There are many places in the Bible that strongly claim that prayer works. For example, the Bible says at John 15:7 that Jesus said, "If ye abide in me, and my words abide in you, ye shall ask what ye will, and it shall be done unto you." Does this mean there are no Christians who abide in Jesus in Texas? Based on this Bible promise, it must mean exactly that. Or, it could simply mean that the Bible is wrong and is not the word of God as Christians have been taught.
Matthew 21:19-22 makes an even bolder claim. It states that Jesus went to a fig tree (he must have been hungry and wishing for a fig as this was prior to Fig Newtons) and upon seeing there were no figs on it but only leaves (being the son of God you'd think he would have known there were no figs on it prior to seeing it for himself) he must have gotten angry for the Bible says Jesus cursed the tree and it "withered away." This foolish temper tantrum mesmerized his apostles and they allegedly asked their savior about how fast the fig tree withered away and Jesus allegedly answered, "Verily I say unto you, If ye have faith, and doubt not, ye shall not only do this which is done to the fig tree, but also if ye shall say unto this mountain, Be thou removed, and be thou cast into the sea; it shall be done ." (Wow! Can you imagine all the earthquakes and tsunamis if this were true?!) He then allegedly went on to say, " And all things, whatsoever ye shall ask in prayer, believing, ye shall receive. " Again, the Bible makes Rick Perry and the Christians in Texas look bad. For, if they had faith and doubted not, according to their own Bible, Rick's and his fellow Christians' three days of prayers would have made it rain in Texas back in April and all the suffering and misery that is happening in Texas right now would have been a thing of the past.

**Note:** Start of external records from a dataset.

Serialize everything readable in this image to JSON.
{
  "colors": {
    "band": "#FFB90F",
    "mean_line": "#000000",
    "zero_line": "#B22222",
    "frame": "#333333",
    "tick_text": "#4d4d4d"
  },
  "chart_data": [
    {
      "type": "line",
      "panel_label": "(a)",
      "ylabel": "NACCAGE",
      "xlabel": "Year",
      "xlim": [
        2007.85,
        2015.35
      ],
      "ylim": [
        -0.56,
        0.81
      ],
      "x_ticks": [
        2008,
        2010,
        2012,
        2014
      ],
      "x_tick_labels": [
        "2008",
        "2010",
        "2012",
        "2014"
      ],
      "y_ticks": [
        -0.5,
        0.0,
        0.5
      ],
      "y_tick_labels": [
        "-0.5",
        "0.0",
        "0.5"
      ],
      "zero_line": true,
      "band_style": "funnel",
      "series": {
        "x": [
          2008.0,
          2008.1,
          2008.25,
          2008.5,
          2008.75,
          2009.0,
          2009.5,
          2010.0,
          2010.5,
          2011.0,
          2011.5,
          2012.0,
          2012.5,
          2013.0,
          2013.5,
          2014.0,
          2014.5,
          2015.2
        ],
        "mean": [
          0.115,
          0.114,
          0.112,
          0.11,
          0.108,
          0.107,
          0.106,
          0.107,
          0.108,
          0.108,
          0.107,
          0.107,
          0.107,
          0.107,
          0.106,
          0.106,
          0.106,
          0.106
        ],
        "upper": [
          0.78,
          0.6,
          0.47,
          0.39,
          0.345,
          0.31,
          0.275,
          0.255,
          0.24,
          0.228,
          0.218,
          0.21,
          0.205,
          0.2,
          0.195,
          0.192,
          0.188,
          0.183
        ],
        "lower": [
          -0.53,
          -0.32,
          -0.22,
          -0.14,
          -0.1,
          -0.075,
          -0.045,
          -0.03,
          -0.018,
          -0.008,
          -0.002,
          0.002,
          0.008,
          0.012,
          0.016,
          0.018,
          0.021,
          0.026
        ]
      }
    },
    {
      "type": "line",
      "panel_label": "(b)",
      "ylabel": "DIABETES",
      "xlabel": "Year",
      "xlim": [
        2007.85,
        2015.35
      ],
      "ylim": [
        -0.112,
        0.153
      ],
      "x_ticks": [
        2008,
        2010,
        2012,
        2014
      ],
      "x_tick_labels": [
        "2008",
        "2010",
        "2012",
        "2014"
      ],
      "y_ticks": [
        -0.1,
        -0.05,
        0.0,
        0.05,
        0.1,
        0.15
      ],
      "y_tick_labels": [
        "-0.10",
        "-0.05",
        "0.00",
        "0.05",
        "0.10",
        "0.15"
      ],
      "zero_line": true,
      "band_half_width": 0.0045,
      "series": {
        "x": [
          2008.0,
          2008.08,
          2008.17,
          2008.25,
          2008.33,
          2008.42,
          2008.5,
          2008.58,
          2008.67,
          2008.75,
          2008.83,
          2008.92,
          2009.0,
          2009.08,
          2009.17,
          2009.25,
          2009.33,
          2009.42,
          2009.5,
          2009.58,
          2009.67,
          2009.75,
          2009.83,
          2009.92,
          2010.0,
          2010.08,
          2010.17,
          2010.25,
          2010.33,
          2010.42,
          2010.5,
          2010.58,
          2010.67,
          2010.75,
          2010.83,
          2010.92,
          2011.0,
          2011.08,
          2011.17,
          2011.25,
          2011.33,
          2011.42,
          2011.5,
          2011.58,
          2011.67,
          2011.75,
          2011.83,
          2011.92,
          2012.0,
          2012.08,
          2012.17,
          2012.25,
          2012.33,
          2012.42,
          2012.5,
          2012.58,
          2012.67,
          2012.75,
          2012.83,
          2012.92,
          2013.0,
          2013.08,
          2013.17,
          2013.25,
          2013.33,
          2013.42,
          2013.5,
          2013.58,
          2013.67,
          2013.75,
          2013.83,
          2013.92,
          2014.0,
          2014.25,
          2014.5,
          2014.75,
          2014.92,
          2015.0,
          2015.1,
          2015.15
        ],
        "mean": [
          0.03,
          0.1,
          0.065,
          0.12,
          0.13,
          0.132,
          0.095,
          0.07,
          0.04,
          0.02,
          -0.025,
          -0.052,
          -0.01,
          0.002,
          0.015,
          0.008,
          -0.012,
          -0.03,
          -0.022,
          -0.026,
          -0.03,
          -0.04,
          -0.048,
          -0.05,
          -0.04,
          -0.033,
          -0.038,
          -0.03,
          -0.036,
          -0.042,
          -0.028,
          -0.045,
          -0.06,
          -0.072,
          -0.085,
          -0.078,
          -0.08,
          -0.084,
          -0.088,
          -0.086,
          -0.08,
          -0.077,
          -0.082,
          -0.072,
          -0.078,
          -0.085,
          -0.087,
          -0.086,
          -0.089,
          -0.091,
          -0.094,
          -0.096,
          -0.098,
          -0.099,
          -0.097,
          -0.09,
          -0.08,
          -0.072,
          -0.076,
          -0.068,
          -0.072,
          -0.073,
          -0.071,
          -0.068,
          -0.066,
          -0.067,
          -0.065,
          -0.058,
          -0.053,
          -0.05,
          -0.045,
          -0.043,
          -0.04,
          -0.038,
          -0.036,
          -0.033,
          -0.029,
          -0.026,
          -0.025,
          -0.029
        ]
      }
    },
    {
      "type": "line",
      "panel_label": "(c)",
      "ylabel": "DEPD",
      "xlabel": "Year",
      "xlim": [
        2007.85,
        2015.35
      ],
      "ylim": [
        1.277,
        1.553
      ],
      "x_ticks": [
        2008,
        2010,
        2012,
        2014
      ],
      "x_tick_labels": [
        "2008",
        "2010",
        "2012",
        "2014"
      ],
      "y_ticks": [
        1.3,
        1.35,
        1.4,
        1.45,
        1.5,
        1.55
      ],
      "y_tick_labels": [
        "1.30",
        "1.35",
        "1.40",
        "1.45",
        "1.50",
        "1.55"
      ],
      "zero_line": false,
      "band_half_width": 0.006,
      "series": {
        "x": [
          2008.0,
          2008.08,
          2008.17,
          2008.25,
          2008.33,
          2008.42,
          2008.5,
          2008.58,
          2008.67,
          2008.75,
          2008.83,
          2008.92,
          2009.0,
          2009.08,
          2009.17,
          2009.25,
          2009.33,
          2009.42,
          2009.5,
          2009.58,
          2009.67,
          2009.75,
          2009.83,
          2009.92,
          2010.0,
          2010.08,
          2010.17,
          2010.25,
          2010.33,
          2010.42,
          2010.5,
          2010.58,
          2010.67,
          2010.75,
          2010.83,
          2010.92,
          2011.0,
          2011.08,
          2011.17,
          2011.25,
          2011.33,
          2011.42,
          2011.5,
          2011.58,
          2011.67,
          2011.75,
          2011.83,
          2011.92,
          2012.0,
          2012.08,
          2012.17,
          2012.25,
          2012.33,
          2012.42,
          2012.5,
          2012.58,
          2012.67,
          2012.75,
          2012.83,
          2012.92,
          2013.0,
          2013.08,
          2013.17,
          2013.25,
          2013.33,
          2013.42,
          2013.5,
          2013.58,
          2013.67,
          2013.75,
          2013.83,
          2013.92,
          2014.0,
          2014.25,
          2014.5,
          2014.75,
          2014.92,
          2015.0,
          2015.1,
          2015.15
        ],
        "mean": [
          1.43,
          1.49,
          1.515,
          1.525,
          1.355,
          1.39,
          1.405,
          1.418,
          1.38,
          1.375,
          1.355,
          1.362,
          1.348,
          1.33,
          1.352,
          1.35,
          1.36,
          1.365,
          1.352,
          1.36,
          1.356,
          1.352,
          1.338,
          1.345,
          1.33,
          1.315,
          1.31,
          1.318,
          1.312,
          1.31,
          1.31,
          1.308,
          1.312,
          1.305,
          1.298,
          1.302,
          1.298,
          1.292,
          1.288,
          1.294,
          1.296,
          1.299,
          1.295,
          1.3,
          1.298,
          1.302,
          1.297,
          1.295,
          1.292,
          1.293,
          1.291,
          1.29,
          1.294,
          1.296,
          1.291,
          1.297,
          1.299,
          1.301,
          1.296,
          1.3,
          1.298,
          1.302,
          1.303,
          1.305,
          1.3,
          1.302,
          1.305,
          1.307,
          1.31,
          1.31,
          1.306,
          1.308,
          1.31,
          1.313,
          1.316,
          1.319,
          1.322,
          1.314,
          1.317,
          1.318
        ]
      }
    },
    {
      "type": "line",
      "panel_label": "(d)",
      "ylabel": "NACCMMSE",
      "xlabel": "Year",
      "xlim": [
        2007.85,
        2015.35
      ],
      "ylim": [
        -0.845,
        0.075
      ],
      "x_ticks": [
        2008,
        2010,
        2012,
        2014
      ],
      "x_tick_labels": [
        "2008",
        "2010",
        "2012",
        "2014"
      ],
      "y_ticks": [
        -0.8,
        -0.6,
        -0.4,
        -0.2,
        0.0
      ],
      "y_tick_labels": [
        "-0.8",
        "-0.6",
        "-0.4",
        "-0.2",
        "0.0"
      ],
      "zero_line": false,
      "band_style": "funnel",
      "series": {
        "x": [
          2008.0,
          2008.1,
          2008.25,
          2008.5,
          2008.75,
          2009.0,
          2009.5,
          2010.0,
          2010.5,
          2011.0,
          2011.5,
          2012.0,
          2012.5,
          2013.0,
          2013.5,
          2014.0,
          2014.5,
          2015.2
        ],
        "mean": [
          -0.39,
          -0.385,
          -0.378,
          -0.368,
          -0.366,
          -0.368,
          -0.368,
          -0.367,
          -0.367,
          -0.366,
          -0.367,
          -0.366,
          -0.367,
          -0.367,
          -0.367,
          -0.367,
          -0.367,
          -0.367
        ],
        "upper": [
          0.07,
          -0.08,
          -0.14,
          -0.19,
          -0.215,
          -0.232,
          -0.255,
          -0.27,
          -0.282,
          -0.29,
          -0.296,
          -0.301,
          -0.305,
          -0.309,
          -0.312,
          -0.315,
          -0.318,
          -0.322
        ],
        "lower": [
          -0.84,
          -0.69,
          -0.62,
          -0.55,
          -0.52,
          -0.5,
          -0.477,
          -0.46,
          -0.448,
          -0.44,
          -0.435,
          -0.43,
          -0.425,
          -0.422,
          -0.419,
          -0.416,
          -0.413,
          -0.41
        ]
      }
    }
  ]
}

John 14:12 makes it seem like there is absolutely no one in Texas who believes in Jesus. This Bible verse and promise allegedly from Jesus promises Christians, "Verily, verily, I say unto you, He that believeth on me, the works that I do shall he do also; and greater works than these shall he do ; because I go unto my Father." This means true Christians can do virtually anything since the Bible claims Jesus raised a dead man from the grave. Surely producing some rain showers is easier than bringing the dead back to life!
It is very important that Christians are made aware of what the Bible actually says and of all the empty promises the Bible is loaded with. After all, how can they expect to believe Christianity's biggest selling point, eternal life, if its promises in the here and now are proven to be false?
As a former Christian I know that Thomas Paine's approach to dealing with "revealed" religionists worked for me. The first few pages of his book, The Age of Reason, planted seeds of Deism in me and about two years latter they finally sprouted. Paine wrote to Elihu Palmer regarding Palmer's book, Principles of Nature, "I received, by Mr. Livingston, the letter you wrote to me, and the excellent work [Principles of Nature] you have published. I see you have thought deeply on the subject, and expressed your thoughts in a strong and clear style. The hinting and intimating manner of writing that was formerly used on subjects of this kind, produced skepticism, but not conviction. It is necessary to be bold. Some people can be reasoned into sense, and others must be shocked into it. Say a bold thing that will stagger them, and they will begin to think."